Minus points for the silly album title. It sounds like a CBeebies programme. This album also contains some of Styles' most boring ballads. But otherwise, there are some fun bops here.
On his third album Harry’s House, the Ex-One-Directioner still hasn’t settled on a musical direction. Like Fine Line, the result is a mishmash of styles from Styles ranging from alt rock to funk.
Some of the tracks here are genuinely rad. Opener ‘Music For A Sushi Restaurant’ features a bright explosion of trumpets and descending ‘ba-baaaaa’ vocals harmonies that are very satisfying. Stomping second track ‘Late Night Talking’ meanwhile contains a creative mix of influences – there’s some Duran Duran in the production and even a brief bit of Eric Clapton in the way he sings ‘you-ooo’ near the beginning. On top of this, there’s ‘Keep Driving’, which features some cool detuned synths and lyrics inventively delivered as a list as if quickly passing each object by.

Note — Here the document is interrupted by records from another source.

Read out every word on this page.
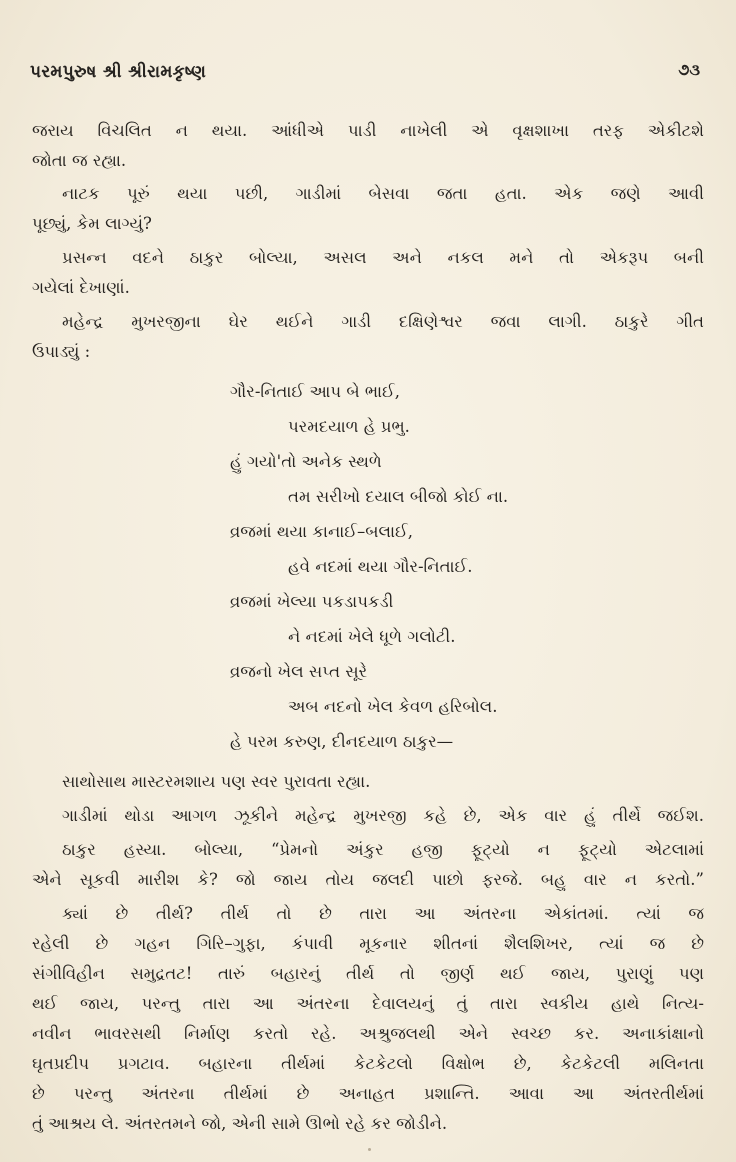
પરમપુરુષ શ્રી શ્રીરામકૃષ્ણ	૭૩
જરાય વિચલિત ન થયા. આંધીએ પાડી નાખેલી એ વૃક્ષશાખા તરફ એકીટશે
જોતા જ રહ્યા.
નાટક પૂરું થયા પછી, ગાડીમાં બેસવા જતા હતા. એક જણે આવી
પૂછ્યું, કેમ લાગ્યું?
પ્રસન્ન વદને ઠાકુર બોલ્યા, અસલ અને નકલ મને તો એકરૂપ બની
ગયેલાં દેખાણાં.
મહેન્દ્ર મુખરજીના ઘેર થઈને ગાડી દક્ષિણેશ્વર જવા લાગી. ઠાકુરે ગીત
ઉપાડ્યું :
ગૌર-નિતાઈ આપ બે ભાઈ,
પરમદયાળ હે પ્રભુ.
હું ગયો'તો અનેક સ્થળે
તમ સરીખો દયાલ બીજો કોઈ ના.
વ્રજમાં થયા કાનાઈ–બલાઈ,
હવે નદમાં થયા ગૌર-નિતાઈ.
વ્રજમાં ખેલ્યા પકડાપકડી
ને નદમાં ખેલે ધૂળે ગલોટી.
વ્રજનો ખેલ સપ્ત સૂરે
અબ નદનો ખેલ કેવળ હરિબોલ.
હે પરમ કરુણ, દીનદયાળ ઠાકુર—
સાથોસાથ માસ્ટરમશાય પણ સ્વર પુરાવતા રહ્યા.
ગાડીમાં થોડા આગળ ઝૂકીને મહેન્દ્ર મુખરજી કહે છે, એક વાર હું તીર્થે જઈશ.
ઠાકુર હસ્યા. બોલ્યા, “પ્રેમનો અંકુર હજી ફૂટ્યો ન ફૂટ્યો એટલામાં
એને સૂકવી મારીશ કે? જો જાય તોય જલદી પાછો ફરજે. બહુ વાર ન કરતો.”
ક્યાં છે તીર્થ? તીર્થ તો છે તારા આ અંતરના એકાંતમાં. ત્યાં જ
રહેલી છે ગહન ગિરિ–ગુફા, કંપાવી મૂકનાર શીતનાં શૈલશિખર, ત્યાં જ છે
સંગીવિહીન સમુદ્રતટ! તારું બહારનું તીર્થ તો જીર્ણ થઈ જાય, પુરાણું પણ
થઈ જાય, પરન્તુ તારા આ અંતરના દેવાલયનું તું તારા સ્વકીય હાથે નિત્ય-
નવીન ભાવરસથી નિર્માણ કરતો રહે. અશ્રુજલથી એને સ્વચ્છ કર. અનાકાંક્ષાનો
ઘૃતપ્રદીપ પ્રગટાવ. બહારના તીર્થમાં કેટકેટલો વિક્ષોભ છે, કેટકેટલી મલિનતા
છે પરન્તુ અંતરના તીર્થમાં છે અનાહત પ્રશાન્તિ. આવા આ અંતરતીર્થમાં
તું આશ્રય લે. અંતરતમને જો, એની સામે ઊભો રહે કર જોડીને.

Other songs are just okay. ‘As It Was’ sounds like Keane with Christmas bells, and is perfectly pleasant until you’ve heard it 100 times on the radio. ‘Daydreaming’ meanwhile has a fun groovy bassline, but I’m not feeling the ‘ba-ba-ba’ Latin-inspired vocals that sound like a cheap imitation of something you’d hear in Nandos.
Then there are tracks like ‘Little Freak’ and ‘Matilda’, which I’m not feeling at all. These bland ballads kill the momentum of the album – the instrumentation and vocals are totally forgettable. It’s odd, because previously ballads have been Styles’ strength. The two best songs off the last two albums, ‘Sign of the Times’ and ‘She’, were both ballads. Both felt epic and saw Styles giving an emotional vocal delivery. By contrast, these two are subdued and characterless.
All in all, it’s a mixed bag. There’s not really anything that ties the album together, except maybe Styles’ lyrical obsession with food and drink (there may be no ‘watermelon sugar’ this time, but otherwise we get a vivid picnic of food references including ‘fried rice’, ‘egg’, ‘coffee on the stove’, ‘sweet ice cream’, ‘blue bubblegum’, ‘green tea’ and ‘sushi’ – and that’s just the first track). Was Harry hungry while writing this album? I certainly get hungry listening to it.
There isn't much lyrical substance beyond food and drink, but in a way it's good to hear Styles not sounding so overly mature as he did on his debut. He's having fun on this album, drawing inspiration whatever style of music he feels like. While none of it is wildly experimental, it's refreshingly different to what is otherwise dominating the charts. It's just a shame that the quality isn't consistent - if the ballads were as good as the bops, this would be a fantastic pop album.